Ulrike Jaeger meint, dass diese etwas anderen Sommerferien ohne Frage ihren Horizont erweitern, für mehr Lebenserfahrung sorgen, auch für menschliche Wärme, für wirkliche Begegnung und echte Gemeinschaft. „Kommt in mein Haus und seid meine Gäste, ihr könnt nichts dafür, was Eure Großväter vor über 50 Jahren hier angerichtet haben, kommt herein!“ sagt der Kriegsveteran Michail.
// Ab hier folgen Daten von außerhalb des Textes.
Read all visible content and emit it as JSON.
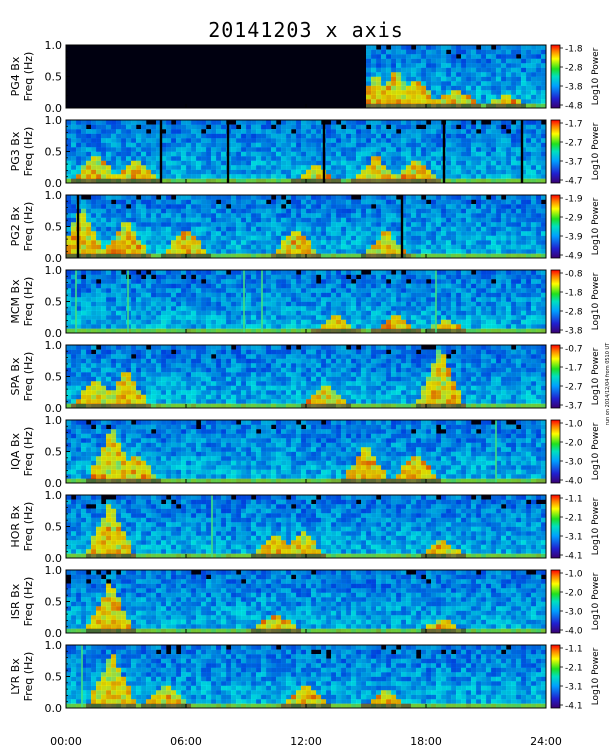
{
  "title": "20141203 x axis",
  "side_note": "run on 2014/12/04 from 0510 UT",
  "chart_data": [
    {
      "type": "heatmap",
      "station": "PG4",
      "ylabel_top": "PG4 Bx",
      "ylabel_bottom": "Freq (Hz)",
      "y_ticks": [
        "0.0",
        "0.5",
        "1.0"
      ],
      "ylim": [
        0,
        1
      ],
      "colorbar_ticks": [
        "-1.8",
        "-2.8",
        "-3.8",
        "-4.8"
      ],
      "colorbar_label": "Log10 Power",
      "clim": [
        -4.8,
        -1.8
      ],
      "data_start_hour": 15.0,
      "activity": [
        {
          "hour": 15.5,
          "level": 0.55
        },
        {
          "hour": 16.5,
          "level": 0.6
        },
        {
          "hour": 17.5,
          "level": 0.5
        },
        {
          "hour": 19.5,
          "level": 0.35
        },
        {
          "hour": 22.0,
          "level": 0.25
        }
      ],
      "spikes": []
    },
    {
      "type": "heatmap",
      "station": "PG3",
      "ylabel_top": "PG3 Bx",
      "ylabel_bottom": "Freq (Hz)",
      "y_ticks": [
        "0.0",
        "0.5",
        "1.0"
      ],
      "ylim": [
        0,
        1
      ],
      "colorbar_ticks": [
        "-1.7",
        "-2.7",
        "-3.7",
        "-4.7"
      ],
      "colorbar_label": "Log10 Power",
      "clim": [
        -4.7,
        -1.7
      ],
      "data_start_hour": 0,
      "activity": [
        {
          "hour": 1.5,
          "level": 0.5
        },
        {
          "hour": 3.5,
          "level": 0.4
        },
        {
          "hour": 12.5,
          "level": 0.3
        },
        {
          "hour": 15.5,
          "level": 0.45
        },
        {
          "hour": 17.5,
          "level": 0.4
        }
      ],
      "gaps": [
        4.75,
        8.1,
        12.9,
        18.9,
        22.8
      ],
      "spikes": []
    },
    {
      "type": "heatmap",
      "station": "PG2",
      "ylabel_top": "PG2 Bx",
      "ylabel_bottom": "Freq (Hz)",
      "y_ticks": [
        "0.0",
        "0.5",
        "1.0"
      ],
      "ylim": [
        0,
        1
      ],
      "colorbar_ticks": [
        "-1.9",
        "-2.9",
        "-3.9",
        "-4.9"
      ],
      "colorbar_label": "Log10 Power",
      "clim": [
        -4.9,
        -1.9
      ],
      "data_start_hour": 0,
      "activity": [
        {
          "hour": 0.8,
          "level": 0.8
        },
        {
          "hour": 3.0,
          "level": 0.6
        },
        {
          "hour": 6.0,
          "level": 0.5
        },
        {
          "hour": 11.5,
          "level": 0.5
        },
        {
          "hour": 16.0,
          "level": 0.45
        }
      ],
      "gaps": [
        0.6,
        16.8
      ],
      "spikes": []
    },
    {
      "type": "heatmap",
      "station": "MCM",
      "ylabel_top": "MCM Bx",
      "ylabel_bottom": "Freq (Hz)",
      "y_ticks": [
        "0.0",
        "0.5",
        "1.0"
      ],
      "ylim": [
        0,
        1
      ],
      "colorbar_ticks": [
        "-0.8",
        "-1.8",
        "-2.8",
        "-3.8"
      ],
      "colorbar_label": "Log10 Power",
      "clim": [
        -3.8,
        -0.8
      ],
      "data_start_hour": 0,
      "activity": [
        {
          "hour": 13.5,
          "level": 0.3
        },
        {
          "hour": 16.5,
          "level": 0.3
        },
        {
          "hour": 19.0,
          "level": 0.25
        }
      ],
      "gaps": [],
      "spikes": [
        0.5,
        3.1,
        8.9,
        9.8,
        18.5
      ]
    },
    {
      "type": "heatmap",
      "station": "SPA",
      "ylabel_top": "SPA Bx",
      "ylabel_bottom": "Freq (Hz)",
      "y_ticks": [
        "0.0",
        "0.5",
        "1.0"
      ],
      "ylim": [
        0,
        1
      ],
      "colorbar_ticks": [
        "-0.7",
        "-1.7",
        "-2.7",
        "-3.7"
      ],
      "colorbar_label": "Log10 Power",
      "clim": [
        -3.7,
        -0.7
      ],
      "data_start_hour": 0,
      "activity": [
        {
          "hour": 1.5,
          "level": 0.5
        },
        {
          "hour": 3.0,
          "level": 0.6
        },
        {
          "hour": 13.0,
          "level": 0.4
        },
        {
          "hour": 18.7,
          "level": 0.95
        }
      ],
      "gaps": [],
      "spikes": []
    },
    {
      "type": "heatmap",
      "station": "IQA",
      "ylabel_top": "IQA Bx",
      "ylabel_bottom": "Freq (Hz)",
      "y_ticks": [
        "0.0",
        "0.5",
        "1.0"
      ],
      "ylim": [
        0,
        1
      ],
      "colorbar_ticks": [
        "-1.0",
        "-2.0",
        "-3.0",
        "-4.0"
      ],
      "colorbar_label": "Log10 Power",
      "clim": [
        -4.0,
        -1.0
      ],
      "data_start_hour": 0,
      "activity": [
        {
          "hour": 2.3,
          "level": 0.9
        },
        {
          "hour": 3.5,
          "level": 0.5
        },
        {
          "hour": 15.0,
          "level": 0.6
        },
        {
          "hour": 17.5,
          "level": 0.5
        }
      ],
      "gaps": [],
      "spikes": [
        21.5
      ]
    },
    {
      "type": "heatmap",
      "station": "HOR",
      "ylabel_top": "HOR Bx",
      "ylabel_bottom": "Freq (Hz)",
      "y_ticks": [
        "0.0",
        "0.5",
        "1.0"
      ],
      "ylim": [
        0,
        1
      ],
      "colorbar_ticks": [
        "-1.1",
        "-2.1",
        "-3.1",
        "-4.1"
      ],
      "colorbar_label": "Log10 Power",
      "clim": [
        -4.1,
        -1.1
      ],
      "data_start_hour": 0,
      "activity": [
        {
          "hour": 2.2,
          "level": 0.9
        },
        {
          "hour": 10.5,
          "level": 0.4
        },
        {
          "hour": 11.8,
          "level": 0.45
        },
        {
          "hour": 18.8,
          "level": 0.3
        }
      ],
      "gaps": [],
      "spikes": [
        7.3
      ]
    },
    {
      "type": "heatmap",
      "station": "ISR",
      "ylabel_top": "ISR Bx",
      "ylabel_bottom": "Freq (Hz)",
      "y_ticks": [
        "0.0",
        "0.5",
        "1.0"
      ],
      "ylim": [
        0,
        1
      ],
      "colorbar_ticks": [
        "-1.0",
        "-2.0",
        "-3.0",
        "-4.0"
      ],
      "colorbar_label": "Log10 Power",
      "clim": [
        -4.0,
        -1.0
      ],
      "data_start_hour": 0,
      "activity": [
        {
          "hour": 2.2,
          "level": 0.8
        },
        {
          "hour": 10.5,
          "level": 0.35
        },
        {
          "hour": 18.8,
          "level": 0.25
        }
      ],
      "gaps": [],
      "spikes": []
    },
    {
      "type": "heatmap",
      "station": "LYR",
      "ylabel_top": "LYR Bx",
      "ylabel_bottom": "Freq (Hz)",
      "y_ticks": [
        "0.0",
        "0.5",
        "1.0"
      ],
      "ylim": [
        0,
        1
      ],
      "colorbar_ticks": [
        "-1.1",
        "-2.1",
        "-3.1",
        "-4.1"
      ],
      "colorbar_label": "Log10 Power",
      "clim": [
        -4.1,
        -1.1
      ],
      "data_start_hour": 0,
      "activity": [
        {
          "hour": 2.3,
          "level": 0.9
        },
        {
          "hour": 5.0,
          "level": 0.4
        },
        {
          "hour": 12.0,
          "level": 0.4
        },
        {
          "hour": 16.0,
          "level": 0.3
        }
      ],
      "gaps": [],
      "spikes": [
        0.8
      ]
    }
  ],
  "x_axis": {
    "ticks": [
      "00:00",
      "06:00",
      "12:00",
      "18:00",
      "24:00"
    ],
    "range_hours": [
      0,
      24
    ]
  }
}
Dazu Ulrike Jaeger: „Wir machen die Erfahrung, dass uns viele russische Menschen vergeben haben, dabei ausgesprochen reich sein können, obwohl ihnen manchmal das Nötigste zum Leben fehlt“.
Sie fährt seit 17 Jahren mit Jugendlichen aus Deutschland nach Weissrussland. Über ihre Arbeit hat Sebastian Heinzel einen Dokumentarfilm gedreht: „DIE DEUTSCHEN SIND ZURÜCK – Versöhnungsarbeit und Spurensuche in Weissrussland“. Produzenten sind der Arzt Dr. Ludwig Brügmann und der Deutsche Ex-Botschafter in Minsk/ Weissrussland Dr. Helmut Frick.”
Heidemarie Blankenstein berichtet als Freie Gastautorin für grosseltern.de.